Indian Telugu-language romantic drama film

Evvarikee Cheppoddu is a 2019 Indian Telugu-language romantic drama film directed by Basava Shankar. The film stars Rakesh Varre (in his lead debut) and newcomer Gargeyi Yellapragada. The film was released to positive reviews.

== Cast ==
- Rakesh Varre as Hari
- Gargeyi Yellapragada as Harathi
- Vamsi Raj Nekkanti as Harathi's father

== Production ==
Basava Shankar, who worked as an assistant director for Run Raja Run and Pelli Choopulu, made his directorial debut with this film.

== Soundtrack ==
Music by Shankar Sharma and lyrics by Vasu Valaboju.
- "Reppakuda Veyaniva" - Divya S. Menon
- "Idi Chakkani Vela" - Sanoop Kalarikkal, Anju Joseph
- "Ayyo Ayyayyo" - Mano
- "Avuna Nijamena" - KS Harisankar and Shashaa Tirupati

== Reception ==
A critic from The Times of India gave the film a rating of three out of five stars and opined that "Evvarikee Cheppoddu is like a surprising, breath of fresh air in midst of all the mass masala.
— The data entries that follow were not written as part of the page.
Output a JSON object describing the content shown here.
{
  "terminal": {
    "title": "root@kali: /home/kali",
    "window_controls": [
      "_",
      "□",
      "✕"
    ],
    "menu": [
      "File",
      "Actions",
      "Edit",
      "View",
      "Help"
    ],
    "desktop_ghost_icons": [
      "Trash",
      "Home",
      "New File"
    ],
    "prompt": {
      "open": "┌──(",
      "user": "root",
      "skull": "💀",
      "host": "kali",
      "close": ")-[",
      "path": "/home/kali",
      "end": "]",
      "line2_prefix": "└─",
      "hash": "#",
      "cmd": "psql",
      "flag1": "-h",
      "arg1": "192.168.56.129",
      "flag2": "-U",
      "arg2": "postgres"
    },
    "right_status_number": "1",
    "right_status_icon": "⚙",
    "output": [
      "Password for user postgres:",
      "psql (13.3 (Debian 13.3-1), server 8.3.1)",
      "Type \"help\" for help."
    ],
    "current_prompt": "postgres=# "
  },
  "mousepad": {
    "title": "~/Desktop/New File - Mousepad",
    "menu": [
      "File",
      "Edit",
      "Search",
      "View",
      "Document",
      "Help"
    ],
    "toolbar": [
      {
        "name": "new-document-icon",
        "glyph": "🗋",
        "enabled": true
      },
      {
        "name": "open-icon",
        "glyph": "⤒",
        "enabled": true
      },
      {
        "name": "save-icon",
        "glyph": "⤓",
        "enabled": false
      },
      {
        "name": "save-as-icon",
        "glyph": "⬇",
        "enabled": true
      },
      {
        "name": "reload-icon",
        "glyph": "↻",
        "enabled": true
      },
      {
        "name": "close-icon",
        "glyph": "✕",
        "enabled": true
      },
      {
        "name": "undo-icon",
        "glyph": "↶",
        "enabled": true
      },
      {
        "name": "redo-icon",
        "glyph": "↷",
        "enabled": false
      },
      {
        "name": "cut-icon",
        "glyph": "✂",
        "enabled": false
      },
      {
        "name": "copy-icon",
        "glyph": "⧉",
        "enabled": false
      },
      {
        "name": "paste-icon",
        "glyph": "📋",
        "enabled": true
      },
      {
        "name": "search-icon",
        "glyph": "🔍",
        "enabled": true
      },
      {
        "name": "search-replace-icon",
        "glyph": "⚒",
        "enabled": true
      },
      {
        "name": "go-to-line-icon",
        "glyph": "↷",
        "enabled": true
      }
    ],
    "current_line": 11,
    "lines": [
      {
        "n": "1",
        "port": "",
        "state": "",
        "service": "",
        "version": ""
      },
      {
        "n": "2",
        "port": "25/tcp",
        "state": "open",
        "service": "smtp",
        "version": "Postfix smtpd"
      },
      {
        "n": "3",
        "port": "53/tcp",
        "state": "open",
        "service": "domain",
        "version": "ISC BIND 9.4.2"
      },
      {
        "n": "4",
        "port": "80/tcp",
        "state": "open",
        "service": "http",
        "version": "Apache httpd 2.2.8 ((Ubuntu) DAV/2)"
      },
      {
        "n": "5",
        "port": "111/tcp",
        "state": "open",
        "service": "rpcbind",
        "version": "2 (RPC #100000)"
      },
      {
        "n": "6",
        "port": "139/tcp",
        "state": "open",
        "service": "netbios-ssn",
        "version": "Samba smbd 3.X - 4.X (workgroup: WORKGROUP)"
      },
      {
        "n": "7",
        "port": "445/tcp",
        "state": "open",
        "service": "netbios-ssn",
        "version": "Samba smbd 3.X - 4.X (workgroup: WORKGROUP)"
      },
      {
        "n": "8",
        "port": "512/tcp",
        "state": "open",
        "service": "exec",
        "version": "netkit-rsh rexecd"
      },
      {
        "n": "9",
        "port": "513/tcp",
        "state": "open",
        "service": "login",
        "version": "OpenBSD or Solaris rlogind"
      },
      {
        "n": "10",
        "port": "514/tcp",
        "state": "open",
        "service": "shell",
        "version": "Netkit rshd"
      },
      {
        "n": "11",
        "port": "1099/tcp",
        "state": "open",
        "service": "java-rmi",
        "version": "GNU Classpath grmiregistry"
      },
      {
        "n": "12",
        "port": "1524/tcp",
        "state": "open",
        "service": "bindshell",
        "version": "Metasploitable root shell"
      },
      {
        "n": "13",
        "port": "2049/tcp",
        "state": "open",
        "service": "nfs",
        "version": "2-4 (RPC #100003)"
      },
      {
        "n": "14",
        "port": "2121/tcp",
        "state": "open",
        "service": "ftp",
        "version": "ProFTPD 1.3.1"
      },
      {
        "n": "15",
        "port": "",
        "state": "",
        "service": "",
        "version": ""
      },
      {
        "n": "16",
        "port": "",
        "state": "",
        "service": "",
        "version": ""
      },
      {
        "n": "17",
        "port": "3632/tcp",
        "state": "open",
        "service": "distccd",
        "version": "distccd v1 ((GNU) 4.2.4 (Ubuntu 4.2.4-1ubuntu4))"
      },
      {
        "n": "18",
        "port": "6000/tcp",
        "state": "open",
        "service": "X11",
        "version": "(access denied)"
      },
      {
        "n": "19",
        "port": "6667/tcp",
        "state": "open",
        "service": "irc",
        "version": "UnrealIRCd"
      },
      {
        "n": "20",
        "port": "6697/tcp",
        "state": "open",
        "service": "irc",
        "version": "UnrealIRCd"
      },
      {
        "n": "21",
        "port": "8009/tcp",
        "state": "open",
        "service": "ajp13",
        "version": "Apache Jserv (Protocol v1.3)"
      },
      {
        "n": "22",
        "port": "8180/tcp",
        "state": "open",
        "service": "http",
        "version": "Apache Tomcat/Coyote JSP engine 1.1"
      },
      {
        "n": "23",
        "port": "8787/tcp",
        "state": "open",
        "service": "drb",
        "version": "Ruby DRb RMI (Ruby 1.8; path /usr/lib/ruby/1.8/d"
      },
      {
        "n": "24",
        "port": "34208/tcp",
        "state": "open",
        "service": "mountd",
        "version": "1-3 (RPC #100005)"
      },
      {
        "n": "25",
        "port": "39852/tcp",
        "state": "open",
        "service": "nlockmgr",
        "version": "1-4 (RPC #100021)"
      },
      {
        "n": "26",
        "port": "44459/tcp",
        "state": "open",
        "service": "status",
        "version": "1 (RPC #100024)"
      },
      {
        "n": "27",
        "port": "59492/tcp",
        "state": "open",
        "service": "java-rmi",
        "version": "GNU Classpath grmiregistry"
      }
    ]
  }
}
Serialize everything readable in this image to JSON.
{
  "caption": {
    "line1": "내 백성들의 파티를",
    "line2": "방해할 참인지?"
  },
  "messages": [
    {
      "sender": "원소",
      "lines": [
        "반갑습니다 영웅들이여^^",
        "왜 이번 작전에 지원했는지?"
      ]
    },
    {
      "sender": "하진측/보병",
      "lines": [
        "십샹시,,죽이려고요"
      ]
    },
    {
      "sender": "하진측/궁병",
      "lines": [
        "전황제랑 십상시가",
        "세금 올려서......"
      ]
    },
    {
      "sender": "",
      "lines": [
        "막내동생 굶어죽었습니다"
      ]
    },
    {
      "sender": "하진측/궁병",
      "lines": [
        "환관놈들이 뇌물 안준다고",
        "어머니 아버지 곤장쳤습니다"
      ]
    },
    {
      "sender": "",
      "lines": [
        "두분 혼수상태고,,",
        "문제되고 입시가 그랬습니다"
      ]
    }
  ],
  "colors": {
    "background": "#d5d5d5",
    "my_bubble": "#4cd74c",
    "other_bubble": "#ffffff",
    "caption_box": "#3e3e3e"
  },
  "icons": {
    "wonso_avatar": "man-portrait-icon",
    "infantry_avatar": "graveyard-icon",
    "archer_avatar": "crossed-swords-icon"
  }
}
Debutant Basava Shankar selected a script that tells the same ol’ tale. But the way he handles it, exploring something like caste feeling with a humorous touch is what sets him apart". A critic from 123telugu said that "On the whole, Evvarikee Cheppoddu is a message-oriented love story that impresses in bits and pieces. The chemistry between the lead pair and a few romantic scenes related to them are showcased well".

== Home media ==
The film is available to stream on Netflix.